La réalité pour Maryse, aujourd'hui, c'est ce corps comme un champ de bataille, un corps étranger et meurtri qu'elle apprivoise lentement. Le 1er avril, cela a fait exactement deux ans qu'elle a été opérée à l'hôpital Laval de Québec et qu'elle a fait fondre un problème métabolique héréditaire. Pourtant, elle a encore le réflexe d'ouvrir grand les portes-fenêtres pour que son corps puisse en franchir le seuil sans s'accrocher dans le châssis. Quand on l'invite au restaurant, la première chose à laquelle elle pense, c'est aux chaises. Autrefois, avant d'accepter une invitation, elle appelait au restaurant pour vérifier s'il y avait des chaises sans barreaux pour s'éviter l'humiliation de devoir demander une chaise surdimensionnée. Maintenant, Maryse n'a plus à se préoccuper de ces détails, mais c'est plus fort qu'elle. Dans un coin de sa tête, elle est encore cette obèse honteuse et blessée, obligée de commander ses vêtements par catalogue aux États-Unis. Cela n'enlève rien à l'oeuvre extraordinairement utile qu'elle vient de faire par sa mise à nu dans Urbania. Au contraire. Non seulement elle nous a ouvert une fenêtre sur la douleur psychologique des obèses, mais sa mise à nu est une remise en cause de notre obsession de la minceur. Car son corps dévasté est le miroir à peine déformé de notre quête aveugle et folle d'une minceur d'apparat sans égard pour les conséquences.

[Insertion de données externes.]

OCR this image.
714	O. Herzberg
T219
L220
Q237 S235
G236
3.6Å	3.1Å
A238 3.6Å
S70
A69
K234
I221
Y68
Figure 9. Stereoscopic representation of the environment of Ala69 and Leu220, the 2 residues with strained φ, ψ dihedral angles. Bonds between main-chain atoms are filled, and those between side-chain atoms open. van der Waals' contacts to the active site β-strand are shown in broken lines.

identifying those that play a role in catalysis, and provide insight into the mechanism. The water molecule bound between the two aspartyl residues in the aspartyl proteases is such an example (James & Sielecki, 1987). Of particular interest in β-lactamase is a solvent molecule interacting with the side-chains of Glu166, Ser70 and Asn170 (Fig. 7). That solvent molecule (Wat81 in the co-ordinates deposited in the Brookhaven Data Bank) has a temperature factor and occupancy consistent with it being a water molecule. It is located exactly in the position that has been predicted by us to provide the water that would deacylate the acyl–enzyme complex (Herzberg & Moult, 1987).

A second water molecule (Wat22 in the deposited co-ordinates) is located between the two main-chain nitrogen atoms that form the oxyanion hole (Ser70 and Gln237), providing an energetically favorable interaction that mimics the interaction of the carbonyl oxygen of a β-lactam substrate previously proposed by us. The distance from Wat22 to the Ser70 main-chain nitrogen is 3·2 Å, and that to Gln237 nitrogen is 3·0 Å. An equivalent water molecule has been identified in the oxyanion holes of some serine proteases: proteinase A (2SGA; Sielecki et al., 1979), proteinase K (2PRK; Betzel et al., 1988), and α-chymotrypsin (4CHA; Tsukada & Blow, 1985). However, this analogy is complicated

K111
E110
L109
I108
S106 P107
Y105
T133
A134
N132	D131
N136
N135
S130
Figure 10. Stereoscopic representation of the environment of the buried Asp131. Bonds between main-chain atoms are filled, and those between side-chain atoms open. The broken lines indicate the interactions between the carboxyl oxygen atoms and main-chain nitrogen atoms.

Lorsque Maryse était obèse, elle avait une vie sexuelle et des amants qui savaient exactement à quoi s'attendre en sautant au lit avec elle. Depuis son intervention, Maryse est abstinente, un peu par gêne, mais aussi parce que dans la chambre de décompression de sa tête, il fallait qu'elle se réapproprie son corps; qu'elle se reconstruise, en somme.

Psychologiquement, la reconstruction est presque terminée. Il ne reste plus que la reconstruction physique par une intervention qui, d'après ses recherches, est aussi onéreuse qu'elle est miraculeuse. Elle n'avait pas prévu faire une collecte de fonds, mais quand des internautes touchés par son histoire ont voulu l'aider financièrement, elle a décidé de profiter de leur élan. Ainsi est né le site Reconstruire Maryse et son objectif de 50 000 $. Si jamais la somme récoltée dépasse le coût final de l'opération, qui sera bientôt dévoilé, Maryse s'engage à verser l'argent supplémentaire à la chaire de recherche sur l'obésité de l'hôpital Laval. En attendant, Maryse prépare son déménagement à Montréal en juin. Elle rêve de devenir journaliste. Elle rêve aussi de pouvoir un jour porter un maillot de bain sans être ridiculisée ou montrée du doigt. Puisse-t-elle être exaucée.